Imo , re-financing XEL to guarantee long term survival is now highly improbable. The clue is the "UP TO" $10 million "working capital". This money could only be obtained from the BH's at the last minute; no-one else would lend another cent. The BH's had the incentive of thinking , perhaps they could achieve a better, faster exit than any liquidator might . Imo, they do not want to run an oil company, they want out fast for as much as possible. The shocking implication of this 'working capital' requirement is that the company are burning up the remaining cash at an alarming rate. So, imo, XEL's maximum life span is based solely on how long 'up'to' $10m lasts. They appear to have been given a 'dead-line' ; achieve a deal expeditiously or we HAVE to call in the receivers.
This result no doubt has been worked on for some time as an option by the as advised expensive lawyers under the employ of the company, the end result being parachutes on for the execs and lead weight belts for shareholders. My aren't we clever.
My guess ulan bator, for the video link..

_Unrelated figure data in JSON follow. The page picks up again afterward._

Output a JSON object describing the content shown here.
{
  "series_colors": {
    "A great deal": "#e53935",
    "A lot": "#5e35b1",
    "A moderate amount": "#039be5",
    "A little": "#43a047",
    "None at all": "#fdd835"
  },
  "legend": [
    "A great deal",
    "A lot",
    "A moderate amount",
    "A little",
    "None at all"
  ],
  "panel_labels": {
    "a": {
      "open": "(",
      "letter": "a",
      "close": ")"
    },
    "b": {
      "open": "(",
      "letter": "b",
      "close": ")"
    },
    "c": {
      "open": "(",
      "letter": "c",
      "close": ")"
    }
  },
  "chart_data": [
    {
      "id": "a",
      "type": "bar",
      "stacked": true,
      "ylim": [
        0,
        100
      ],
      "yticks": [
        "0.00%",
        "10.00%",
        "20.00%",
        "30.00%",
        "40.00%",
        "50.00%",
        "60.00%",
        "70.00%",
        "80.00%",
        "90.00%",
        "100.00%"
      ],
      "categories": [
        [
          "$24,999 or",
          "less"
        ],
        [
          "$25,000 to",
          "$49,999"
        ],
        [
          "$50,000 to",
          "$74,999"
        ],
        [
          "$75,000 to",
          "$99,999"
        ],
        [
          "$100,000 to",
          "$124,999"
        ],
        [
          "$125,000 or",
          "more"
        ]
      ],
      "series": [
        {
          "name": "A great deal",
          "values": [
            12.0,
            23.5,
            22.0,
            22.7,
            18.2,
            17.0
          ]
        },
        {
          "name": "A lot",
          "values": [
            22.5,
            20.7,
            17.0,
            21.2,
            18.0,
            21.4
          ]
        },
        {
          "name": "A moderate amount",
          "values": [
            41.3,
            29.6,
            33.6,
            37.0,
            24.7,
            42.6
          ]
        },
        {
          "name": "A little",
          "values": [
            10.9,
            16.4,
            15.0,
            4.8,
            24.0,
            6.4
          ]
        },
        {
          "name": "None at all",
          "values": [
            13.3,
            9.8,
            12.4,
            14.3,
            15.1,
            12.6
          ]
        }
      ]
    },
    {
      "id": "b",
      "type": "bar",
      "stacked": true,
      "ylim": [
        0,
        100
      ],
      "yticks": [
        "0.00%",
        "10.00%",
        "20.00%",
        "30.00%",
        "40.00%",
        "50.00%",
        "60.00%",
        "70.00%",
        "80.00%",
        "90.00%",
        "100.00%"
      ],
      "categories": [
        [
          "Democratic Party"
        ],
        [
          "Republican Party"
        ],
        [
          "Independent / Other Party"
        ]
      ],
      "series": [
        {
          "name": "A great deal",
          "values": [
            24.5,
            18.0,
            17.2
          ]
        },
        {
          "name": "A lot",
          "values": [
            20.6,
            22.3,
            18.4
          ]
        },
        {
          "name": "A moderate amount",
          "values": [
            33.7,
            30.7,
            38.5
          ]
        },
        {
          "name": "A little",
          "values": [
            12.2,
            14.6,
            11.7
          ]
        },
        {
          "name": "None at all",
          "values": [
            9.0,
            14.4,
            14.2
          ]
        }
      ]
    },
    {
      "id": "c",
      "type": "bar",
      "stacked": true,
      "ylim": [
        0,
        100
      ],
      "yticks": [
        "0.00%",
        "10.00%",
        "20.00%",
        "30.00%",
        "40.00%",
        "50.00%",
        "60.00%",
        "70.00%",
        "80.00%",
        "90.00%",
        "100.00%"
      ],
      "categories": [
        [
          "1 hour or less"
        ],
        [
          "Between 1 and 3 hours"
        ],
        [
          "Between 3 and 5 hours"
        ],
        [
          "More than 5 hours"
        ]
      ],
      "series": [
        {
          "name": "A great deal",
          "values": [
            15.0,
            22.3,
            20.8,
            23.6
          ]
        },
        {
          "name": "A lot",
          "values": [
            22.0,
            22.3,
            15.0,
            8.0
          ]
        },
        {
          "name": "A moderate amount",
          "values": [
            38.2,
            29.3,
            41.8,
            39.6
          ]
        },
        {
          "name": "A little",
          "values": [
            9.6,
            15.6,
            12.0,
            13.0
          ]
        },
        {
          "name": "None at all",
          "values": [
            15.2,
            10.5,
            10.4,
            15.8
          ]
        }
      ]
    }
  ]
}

Not sure your final para accurate, easy and something they deserve. For many l/term investors in xel thought, perception, and hard earned cash went into taking a position in the company, based very much on the market the company was in, and the story that was being put out about the aims of the company combined with the stated calibre of the executives running same. Sadly what hss happened with xel has related to both the failure of said executives to manage $450m cash, from that figure to near zero. Yes externsl market influences have had a vital effect on that, but the asset per se has and had been proved up in haphazard fashion by 2012. The misjudgement by investors has imo been made in them not recognising the incapability of the executives of xel to adequately perform the self appointed roles they have taken on, and that is across the board, finance and operations. After years and over expense the asset is proven up. Yet despite constant statements as to industry value that for shareholders appears to equate to near zero, while in rhe meantime they are about to jump ship with same and carry on as is. We are supposed to vote that up, sure for many even the cost to attend any egm will be more than the residual value their equity has been brought to by this bod. For that result both they and the bondholders can fly kite. Sadly though resistance to this proposal seems totally un co-ordinated and ineffectual, something no doubt the intended beneficiaries are counting on for it's success.
So at what time in the day will they deliver the EGM RNS tomorrow? More importantly. Where will the EGM be held?